The lesson of Sarajevo is that war has a host of consequences that no one can foresee. When a weaker adversary repeatedly accedes to most of your demands, think twice before insisting upon 100 percent capitulation. The risks of war will far outweigh the benefits. We should shudder at what the winds of war will set loose both in the Islamic world and in a Western world beset by terrorism whose numbers of recruits will have doubled.

I only wish that Bush’s threats were part of a good cop-bad cop routine, with France’s Chirac playing the good cop. In this analogy, Saddam Hussein is now under house arrest and the U.N. inspectors are searching the house room by room. Bush, the bad cop, should secretly be proud of his success. Instead, he wants to call off the search and shoot the arrestee, Hussein.

The CIA has informed Congress that the most likely scenario for Saddam Hussein to use what-ever chemical wea-pons he possesses is a “last stand” defense in which invading U.S. troops are the victims as they corner the Iraqi leader. If Hussein were truly interested in arming terrorists with these weapons, one would think that such an exchange would have already happened. But if we corner Hussein, we have rapidly multiplied the likelihood that such a transfer occurs, despite the 20-year history of hatred between Hussein and bin Laden.

While missile tests and nuclear weapons tests and production are easy to discern through satellite and seismic observations (see North Korea), chemical or biological weapons production is far harder to detect. More importantly, the completed chemical weapons are far harder to find. Why would U.S. soldiers, in the chaotic aftermath of a war, have an easier time finding weapons than U.N. weapons inspectors under peacetime conditions? Only if Bush is withholding intelligence from the current inspection team would soldiers, after a war, be better able to find hidden chemical weapons. I don’t put this past George Bush.

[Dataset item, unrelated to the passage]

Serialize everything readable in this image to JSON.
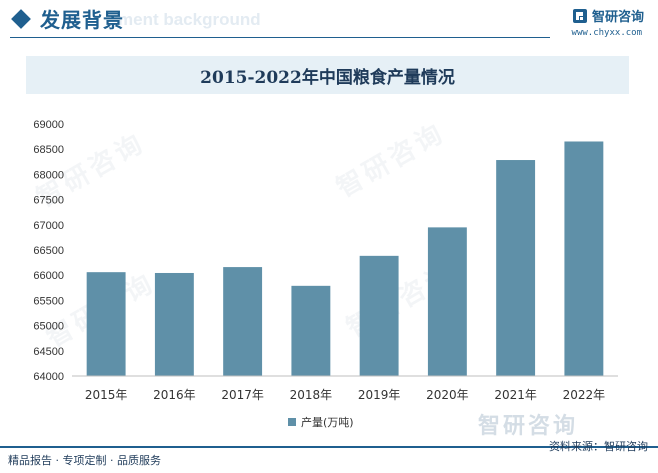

There are already two calculated deceptions that Bush has repeatedly voiced in hopes that they will be believed. The first is that Hussein and bin Laden are linked, despite bin Laden’s repeated calls for the overthrow of Hussein. Hussein doesn’t take such talk lightly: the Ayatollah Khomeini made similar demands for the overthrow of the “infidel” Hussein and the result was Iraq’s invasion of Iran. Were Hussein to arm bin Laden he would risk his own destruction by bin Laden’s hand.

The second calculated deception is to lump nuclear weapons together with chemical and biological weapons as “weapons of mass destruction.” This is to compare the deaths on a World War I battlefield with the cataclysms of Hiroshima and Nagasaki. Star Wars fantasies of Bush aside, there is no defense to a nuclear bomb; gas masks, vaccines and the limited reach in time and space of any chemical or biological weapon makes them weapons of an entirely different order. The best proof of this difference is found in Bush’s different response to the certainty that North Korea has nuclear weapons and the possibility that Iraq has chemical and biological weapons (along with more than 20 other nations). The former is an absolute bar to a military response.

The lesson for any rogue nation is that the sooner it acquires nuclear weapons the sooner it will be protected from a pre-emptive war. Thus, in an alleged effort to avoid nuclear proliferation, Bush has encouraged it.

We know that Bush has learned little from history. We have, since Sept. 11, 2001, clothed him with the same set of new clothes that the Austrians bestowed upon their emperor in the wake of the terrorism of June 28, 1914, at Sarajevo. As the world shouts its disagreement it is time for Americans to recognize, as that child once pointed out, that the emperor doesn’t have a new set of clothes. He isn’t wearing any clothes at all.

Arthur J. Greif is a Bangor attorney.